What an editor actually does (authors, brace yourselves)

I’ve found that the best way to revise your own work is to pretend that somebody else wrote it and then to rip the living shit out of it.
— Don Roff

If you're not willing to shred your own precious prose--or even reconsider your whole concept in the first place--you might want to hire an experienced editor to do it for you. In this post I refer mainly to the book writing process, but the same ideas apply to any written document in varying degrees.

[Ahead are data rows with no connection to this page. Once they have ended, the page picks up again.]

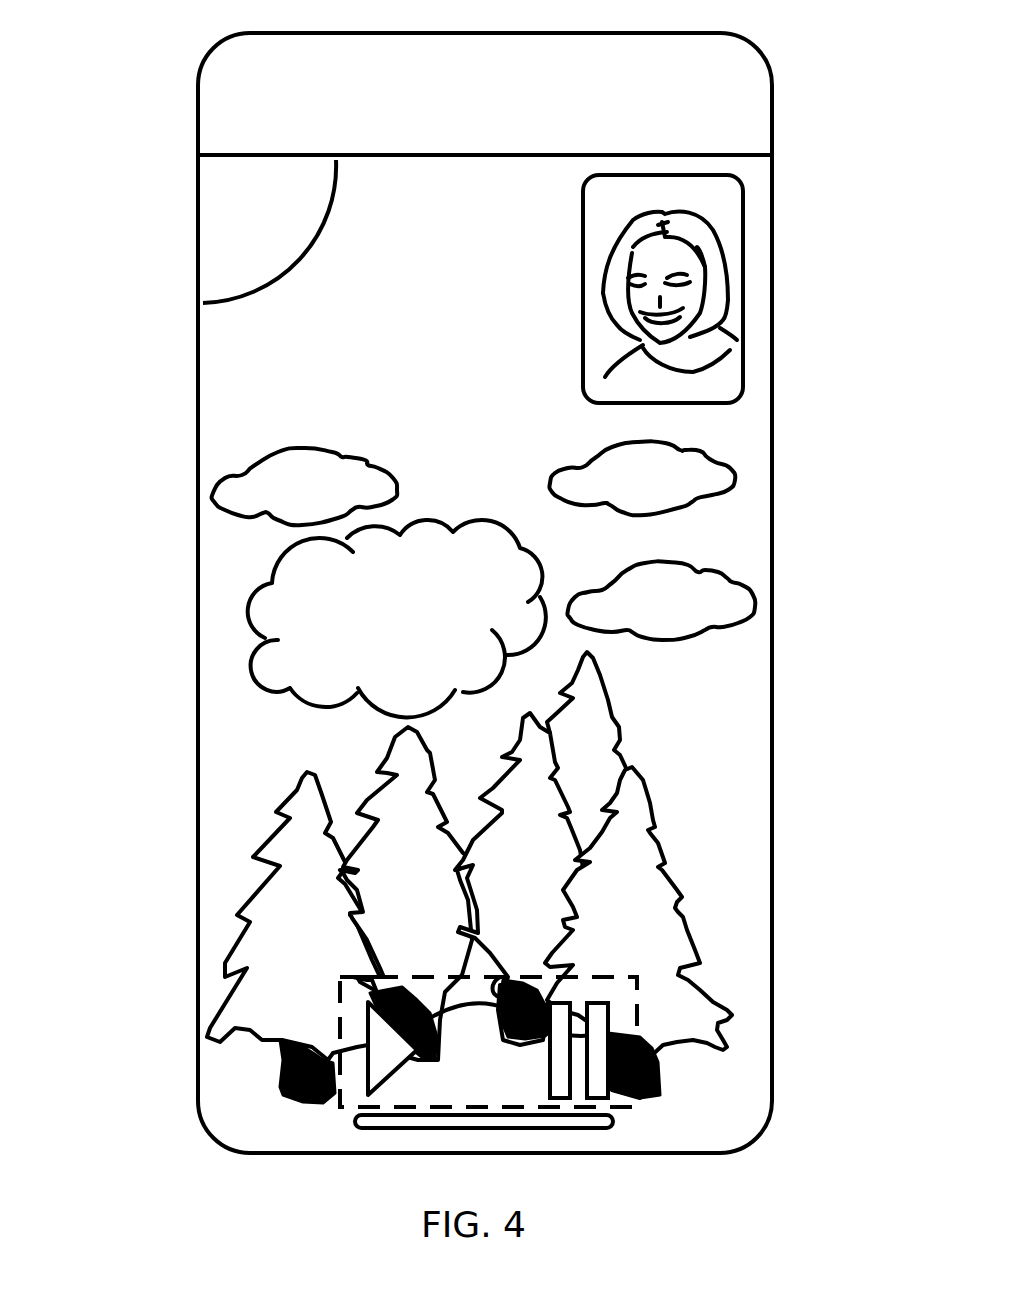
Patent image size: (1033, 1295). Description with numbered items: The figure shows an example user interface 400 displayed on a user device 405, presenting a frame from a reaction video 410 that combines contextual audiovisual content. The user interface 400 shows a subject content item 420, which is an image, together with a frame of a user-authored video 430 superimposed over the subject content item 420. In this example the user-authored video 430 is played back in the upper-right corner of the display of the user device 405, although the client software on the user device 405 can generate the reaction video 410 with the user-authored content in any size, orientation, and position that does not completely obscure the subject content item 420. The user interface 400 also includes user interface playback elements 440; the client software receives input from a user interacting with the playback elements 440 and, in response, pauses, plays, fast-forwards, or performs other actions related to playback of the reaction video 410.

The user interface 400 is at (128, 88).
The user device 405 is at (779, 90).
The reaction video 410 is at (196, 603).
The subject content item 420 is at (706, 698).
The user-authored video 430 is at (752, 313).
The user interface playback elements 440 is at (644, 1109).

It came to my attention recently that many writers have no idea what an editor does. Do they proofread? No, proofreaders do that. (If someone tells you to use spell-check instead, run away!) Proofreaders aren't editors. They're essential prior to publication to check spelling, punctuation, formatting, grammar, and other important details that make a document ready to print.

Oh, just a trim? LOL.

Oh, just a trim? LOL.

On the other hand, editors can be like Edward Scissorhands. A good one can spot a special beauty or unique idea inside your creation, and (after consulting with you) will dive in head first to bring those qualities out. When she finally stands back, there may be large drifts of fluffy words on the floor. You might find yourself astonished that what you originally wrote could now be so brilliant, so concise, and so perfectly...you.

Ideally, an editor is a cooler, rational version of yourself. Most editors are also kind and diplomatic, but our job is always to make your work gleam like the lustrous gem you mean it to be. If you have genius, an editor will bring it to the forefront. If your basic idea seems to miss the mark entirely, she'll tell you, and have another idea ready.

One thing you should expect when you hire an editor is that your work is going to change--sometimes drastically, sometimes in subtle ways that will be difficult for you to identify. It will be you, only better.

So take heed, authors! If you want your work to achieve its maximum potential, be prepared for a birthing process. if you're terrified to lose control over a single syllable of your masterpiece, it will be hard on you. But if you can relax, breathe (hee-hee-hee!), and release your grip, you'll find yourself in a collaboration that will bring the best possible you into the world.

Spell-checkers suck.

It'll be fine.

It'll be fine.

In the early days of my freelance experience, a very wealthy man in Santa Barbara hired me to help him polish up a number of business documents. I think it must've been his very wealthy wife's idea, because one day as we worked in his glass-walled, mountain-view office, he blurted out, "I don't see why I can't just use Word to spell-check all this stuff!" As he was saying this, I'd happened to be making a note on one of his spelled-checked business letters that referred to "pubic speaking." Pubic speaking.

When I mentioned this amusing (and catastrophic) evidence of the spell-checker's egregious lack of contextual insight, he blushed, sighed, and muttered, "Geez. All right."

And that's why you need a competent editor and proofreader. Because spell-checkers suck.